Di hadapan peserta upacara dari unsur TNI, Polri, ASN, pelajar, hingga organisasi kemasyarakatan, Khofifah juga mengingatkan bahwa pembangunan tidak boleh hanya diukur dari tingginya angka pertumbuhan ekonomi.

Ia mencontohkan ekonomi Jatim pada triwulan I 2026 tumbuh 5,96 persen secara tahunan, tertinggi di Pulau Jawa dan melampaui rata-rata nasional. Namun menurutnya, capaian tersebut tidak akan bermakna apabila tidak menghadirkan keadilan dan kesejahteraan yang dirasakan masyarakat.

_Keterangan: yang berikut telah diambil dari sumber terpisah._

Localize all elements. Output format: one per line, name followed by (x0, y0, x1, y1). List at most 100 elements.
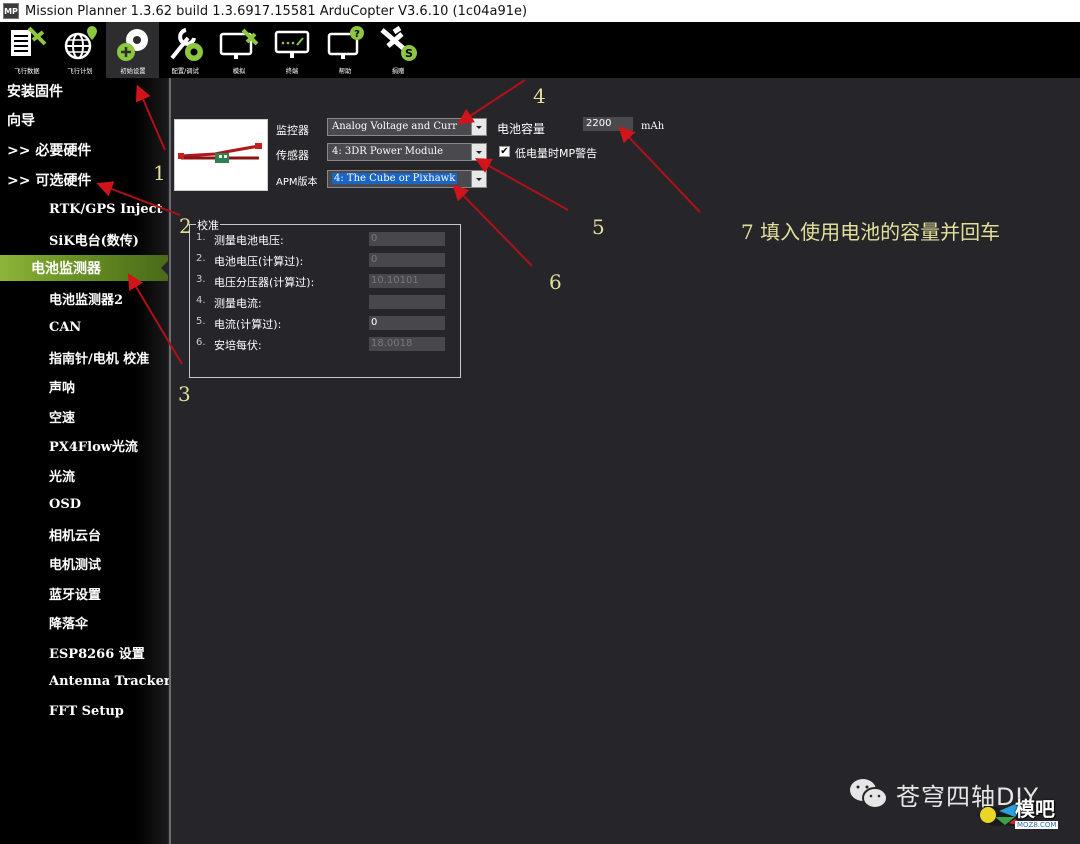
chevron-down-icon[interactable] (471, 119, 486, 135)
toolbar-label: 模拟 (232, 67, 245, 75)
row-number: 4. (196, 295, 206, 306)
row-number: 5. (196, 316, 206, 327)
moz8-logo: 模吧 MOZ8.COM (975, 795, 1059, 839)
calibration-group: 校准 1. 测量电池电压: 0 2. 电池电压(计算过): 0 3. 电压分压器… (189, 217, 461, 378)
sidebar-item-optional-hardware[interactable]: >> 可选硬件 (0, 167, 168, 193)
sidebar-item-osd[interactable]: OSD (0, 491, 168, 517)
help-icon: ? (327, 26, 364, 59)
toolbar-flight-plan-button[interactable]: 飞行计划 (53, 22, 106, 78)
mp-alert-label: 低电量时MP警告 (515, 147, 598, 160)
sidebar-item-sik-radio[interactable]: SiK电台(数传) (0, 226, 168, 252)
measured-battery-voltage-input[interactable]: 0 (369, 232, 445, 246)
sidebar-item-battery-monitor[interactable]: 电池监测器 (0, 255, 168, 281)
monitor-select[interactable]: Analog Voltage and Curr (327, 118, 487, 136)
sensor-label: 传感器 (276, 149, 309, 162)
flight-plan-icon (64, 26, 97, 60)
sidebar-item-motor-test[interactable]: 电机测试 (0, 550, 168, 576)
sidebar-item-esp8266-setup[interactable]: ESP8266 设置 (0, 639, 168, 665)
annotation-1: 1 (153, 161, 166, 185)
annotation-3: 3 (178, 382, 191, 406)
logo-url: MOZ8.COM (1015, 821, 1059, 829)
main-toolbar: 飞行数据 飞行计划 初始设置 配置/调试 模拟 终端 ? 帮助 S 捐赠 (0, 22, 1080, 78)
toolbar-terminal-button[interactable]: 终端 (265, 22, 318, 78)
sidebar-item-optical-flow[interactable]: 光流 (0, 462, 168, 488)
calibration-row: 4. 测量电流: (196, 295, 456, 310)
toolbar-initial-setup-button[interactable]: 初始设置 (106, 22, 159, 78)
toolbar-help-button[interactable]: ? 帮助 (318, 22, 371, 78)
battery-capacity-label: 电池容量 (497, 122, 546, 136)
sidebar-item-mandatory-hardware[interactable]: >> 必要硬件 (0, 137, 168, 163)
toolbar-config-tuning-button[interactable]: 配置/调试 (159, 22, 212, 78)
toolbar-donate-button[interactable]: S 捐赠 (371, 22, 424, 78)
sidebar-item-px4flow[interactable]: PX4Flow光流 (0, 432, 168, 458)
setup-sidebar: 安装固件 向导 >> 必要硬件 >> 可选硬件 RTK/GPS Inject S… (0, 78, 171, 844)
monitor-select-value: Analog Voltage and Curr (332, 121, 458, 132)
calibration-row: 1. 测量电池电压: 0 (196, 232, 456, 247)
monitor-label: 监控器 (276, 124, 309, 137)
toolbar-simulation-button[interactable]: 模拟 (212, 22, 265, 78)
apm-version-select-value: 4: The Cube or Pixhawk (332, 173, 458, 184)
row-label: 电池电压(计算过): (214, 255, 304, 268)
capacity-unit: mAh (641, 121, 665, 132)
row-number: 2. (196, 253, 206, 264)
sidebar-item-camera-gimbal[interactable]: 相机云台 (0, 521, 168, 547)
apm-version-label: APM版本 (276, 177, 318, 188)
toolbar-label: 捐赠 (391, 67, 404, 75)
sidebar-item-bluetooth-setup[interactable]: 蓝牙设置 (0, 580, 168, 606)
current-calc-field[interactable]: 0 (369, 316, 445, 330)
initial-setup-icon (116, 29, 148, 61)
toolbar-flight-data-button[interactable]: 飞行数据 (0, 22, 53, 78)
power-module-image (174, 119, 268, 191)
row-label: 电压分压器(计算过): (214, 276, 315, 289)
row-number: 3. (196, 274, 206, 285)
row-number: 6. (196, 337, 206, 348)
annotation-2: 2 (179, 214, 192, 238)
sidebar-item-compass-motor-calib[interactable]: 指南针/电机 校准 (0, 344, 168, 370)
sidebar-item-battery-monitor-2[interactable]: 电池监测器2 (0, 285, 168, 311)
toolbar-label: 飞行计划 (66, 67, 93, 75)
battery-capacity-input[interactable]: 2200 (583, 117, 633, 131)
sidebar-item-airspeed[interactable]: 空速 (0, 403, 168, 429)
config-tuning-icon (169, 28, 203, 61)
sidebar-item-rtk-gps-inject[interactable]: RTK/GPS Inject (0, 196, 168, 222)
row-label: 测量电流: (214, 297, 262, 310)
sidebar-item-parachute[interactable]: 降落伞 (0, 609, 168, 635)
annotation-5: 5 (592, 215, 605, 239)
row-label: 安培每伏: (214, 339, 262, 352)
amps-per-volt-field: 18.0018 (369, 337, 445, 351)
sidebar-item-sonar[interactable]: 声呐 (0, 373, 168, 399)
sidebar-item-install-firmware[interactable]: 安装固件 (0, 78, 168, 104)
window-title: Mission Planner 1.3.62 build 1.3.6917.15… (25, 3, 528, 19)
toolbar-label: 飞行数据 (13, 67, 40, 75)
annotation-4: 4 (533, 84, 546, 108)
chevron-down-icon[interactable] (471, 144, 486, 160)
row-label: 电流(计算过): (214, 318, 282, 331)
mp-alert-checkbox[interactable]: ✔ (499, 146, 510, 157)
logo-text: 模吧 (1015, 797, 1055, 821)
apm-version-select[interactable]: 4: The Cube or Pixhawk (327, 170, 487, 188)
sidebar-item-antenna-tracker[interactable]: Antenna Tracker (0, 668, 171, 694)
svg-text:S: S (405, 47, 413, 60)
measured-current-input[interactable] (369, 295, 445, 309)
check-icon: ✔ (500, 145, 509, 157)
sensor-select[interactable]: 4: 3DR Power Module (327, 143, 487, 161)
voltage-divider-field: 10.10101 (369, 274, 445, 288)
row-number: 1. (196, 232, 206, 243)
sidebar-item-wizard[interactable]: 向导 (0, 107, 168, 133)
sidebar-item-fft-setup[interactable]: FFT Setup (0, 698, 168, 724)
toolbar-label: 终端 (285, 67, 298, 75)
donate-icon: S (379, 25, 417, 61)
simulation-icon (219, 28, 258, 59)
app-logo-icon: MP (3, 3, 19, 19)
chevron-down-icon[interactable] (471, 171, 486, 187)
battery-monitor-panel: 监控器 Analog Voltage and Curr 传感器 4: 3DR P… (171, 78, 1080, 844)
sidebar-item-can[interactable]: CAN (0, 314, 168, 340)
wechat-icon (850, 779, 888, 809)
sensor-select-value: 4: 3DR Power Module (332, 146, 443, 157)
calibration-row: 3. 电压分压器(计算过): 10.10101 (196, 274, 456, 289)
terminal-icon (274, 30, 309, 58)
svg-text:?: ? (354, 29, 360, 40)
flight-data-icon (10, 26, 46, 56)
title-bar: MP Mission Planner 1.3.62 build 1.3.6917… (0, 0, 1080, 22)
row-label: 测量电池电压: (214, 234, 284, 247)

"Pertumbuhan ekonomi bukan tujuan akhir. Dalam perspektif Pancasila, pertumbuhan harus menjadi instrumen untuk memperluas keadilan sosial dan meningkatkan kesejahteraan masyarakat secara merata," tegasnya.

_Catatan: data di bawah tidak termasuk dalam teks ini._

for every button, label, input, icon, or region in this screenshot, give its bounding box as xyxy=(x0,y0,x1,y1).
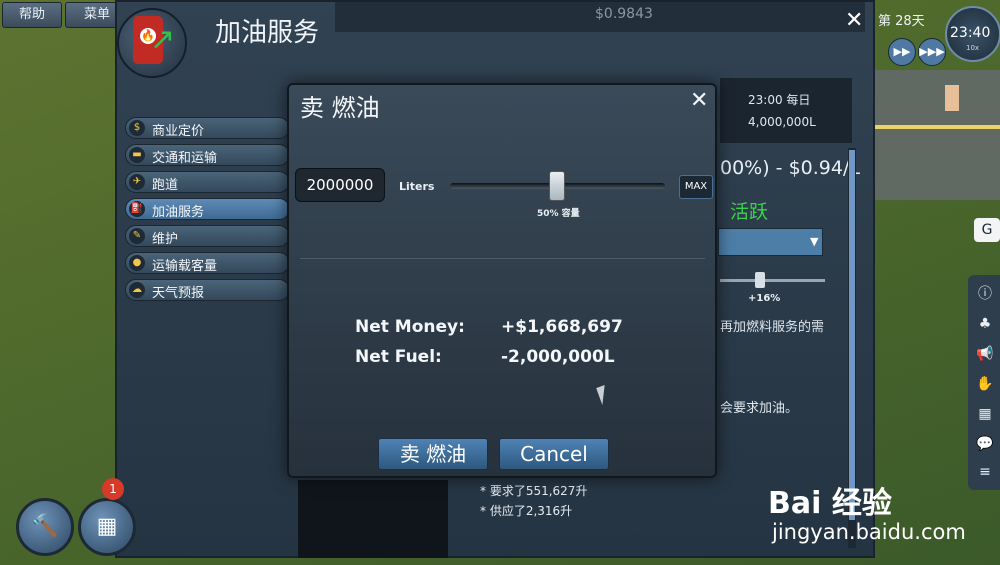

Pemprov Jatim pun berkomitmen memastikan pembangunan menjangkau seluruh kelompok masyarakat, mulai petani, nelayan, buruh, pelaku usaha, santri, pelajar, perempuan, lansia hingga penyandang disabilitas.

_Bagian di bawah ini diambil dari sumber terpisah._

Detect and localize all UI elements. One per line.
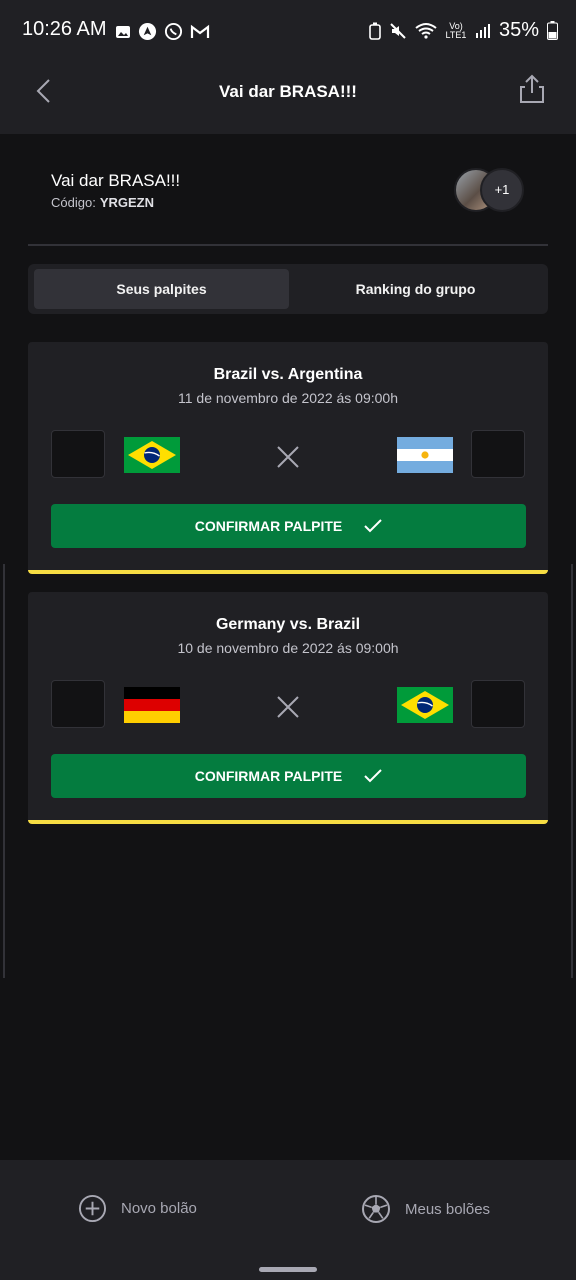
app-bar: Vai dar BRASA!!!: [0, 62, 576, 134]
home-score-input[interactable]: [51, 680, 105, 728]
group-header: Vai dar BRASA!!! Código: YRGEZN +1: [28, 160, 548, 244]
tab-seus-palpites[interactable]: Seus palpites: [34, 269, 289, 309]
battery-percent: 35%: [498, 19, 539, 41]
mute-icon: [390, 22, 406, 39]
tab-ranking-do-grupo[interactable]: Ranking do grupo: [288, 269, 543, 309]
argentina-flag: [397, 437, 453, 473]
germany-flag: [124, 687, 180, 723]
status-time: 10:26 AM: [22, 18, 107, 40]
soccer-ball-icon: [362, 1195, 390, 1223]
wifi-icon: [415, 22, 437, 39]
confirm-guess-label: CONFIRMAR PALPITE: [194, 518, 343, 534]
away-score-input[interactable]: [471, 430, 525, 478]
away-score-input[interactable]: [471, 680, 525, 728]
check-icon: [364, 519, 382, 533]
share-icon: [520, 74, 544, 103]
status-bar: 10:26 AM Vo) LTE1 35%: [0, 0, 576, 62]
group-code-label: Código:: [51, 195, 96, 210]
home-score-input[interactable]: [51, 430, 105, 478]
extra-participants-count: +1: [480, 168, 524, 212]
home-indicator[interactable]: [259, 1267, 317, 1272]
divider: [28, 244, 548, 246]
match-date: 11 de novembro de 2022 ás 09:00h: [177, 390, 399, 406]
network-type: Vo) LTE1: [445, 20, 467, 40]
check-icon: [364, 769, 382, 783]
match-date: 10 de novembro de 2022 ás 09:00h: [177, 640, 399, 656]
participants-avatars[interactable]: +1: [454, 168, 526, 212]
match-title: Brazil vs. Argentina: [213, 366, 363, 383]
group-name: Vai dar BRASA!!!: [51, 171, 181, 190]
image-icon: [116, 25, 130, 38]
brazil-flag: [397, 687, 453, 723]
confirm-guess-button[interactable]: CONFIRMAR PALPITE: [51, 504, 526, 548]
nav-meus-boloes-label: Meus bolões: [405, 1200, 491, 1218]
side-scroll-edge-right: [571, 564, 573, 978]
share-button[interactable]: [516, 73, 548, 105]
tabs: Seus palpites Ranking do grupo: [28, 264, 548, 314]
arrow-app-icon: [138, 22, 157, 41]
plus-circle-icon: [78, 1194, 107, 1223]
match-title: Germany vs. Brazil: [215, 616, 361, 633]
side-scroll-edge-left: [3, 564, 5, 978]
confirm-guess-button[interactable]: CONFIRMAR PALPITE: [51, 754, 526, 798]
game-card: Germany vs. Brazil 10 de novembro de 202…: [28, 592, 548, 824]
nav-meus-boloes[interactable]: Meus bolões: [361, 1194, 490, 1224]
battery-saver-icon: [369, 22, 381, 40]
signal-icon: [475, 23, 490, 38]
confirm-guess-label: CONFIRMAR PALPITE: [194, 768, 343, 784]
nav-novo-bolao-label: Novo bolão: [121, 1200, 197, 1217]
bottom-navigation: Novo bolão Meus bolões: [0, 1160, 576, 1280]
gmail-icon: [190, 24, 210, 38]
nav-novo-bolao[interactable]: Novo bolão: [78, 1194, 197, 1223]
group-code-value: YRGEZN: [99, 195, 154, 210]
game-card: Brazil vs. Argentina 11 de novembro de 2…: [28, 342, 548, 574]
versus-x-icon: [277, 696, 299, 718]
versus-x-icon: [277, 446, 299, 468]
page-title: Vai dar BRASA!!!: [219, 82, 357, 101]
group-code: Código: YRGEZN: [51, 195, 154, 210]
brazil-flag: [124, 437, 180, 473]
whatsapp-icon: [164, 22, 183, 41]
battery-icon: [547, 21, 558, 40]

Khofifah juga menyoroti pentingnya menjaga toleransi sebagai bagian dari implementasi nilai Pancasila. Ia menyebut capaian Indeks Kerukunan Umat Beragama (KUB) Jatim tahun 2025 sebesar 78,31, lebih tinggi dibanding rata-rata nasional yang berada di angka 77,89.

Menurutnya, perdamaian dunia tidak hanya lahir dari diplomasi antarnegara, tetapi juga dari kehidupan masyarakat yang rukun, pendidikan yang menanamkan toleransi, serta pembangunan yang menghadirkan keadilan.

"Setiap upaya membantu sesama, memperluas akses pendidikan, menjaga lingkungan, memperkuat toleransi, dan mencegah konflik sosial merupakan bentuk nyata pengamalan Pancasila sekaligus kontribusi bagi perdamaian dunia," katanya.

Khofifah pun mengajak seluruh masyarakat menjadikan Hari Lahir Pancasila sebagai momentum memperkuat persatuan di tengah berbagai tantangan global. "Dari Jawa Timur, kita terus menyalakan semangat menjunjung tinggi ideologi Pancasila sebagai energi pembangunan menuju Indonesia yang maju, berdaya saing, dan tetap berakar kuat pada nilai-nilai luhur bangsa," pungkasnya.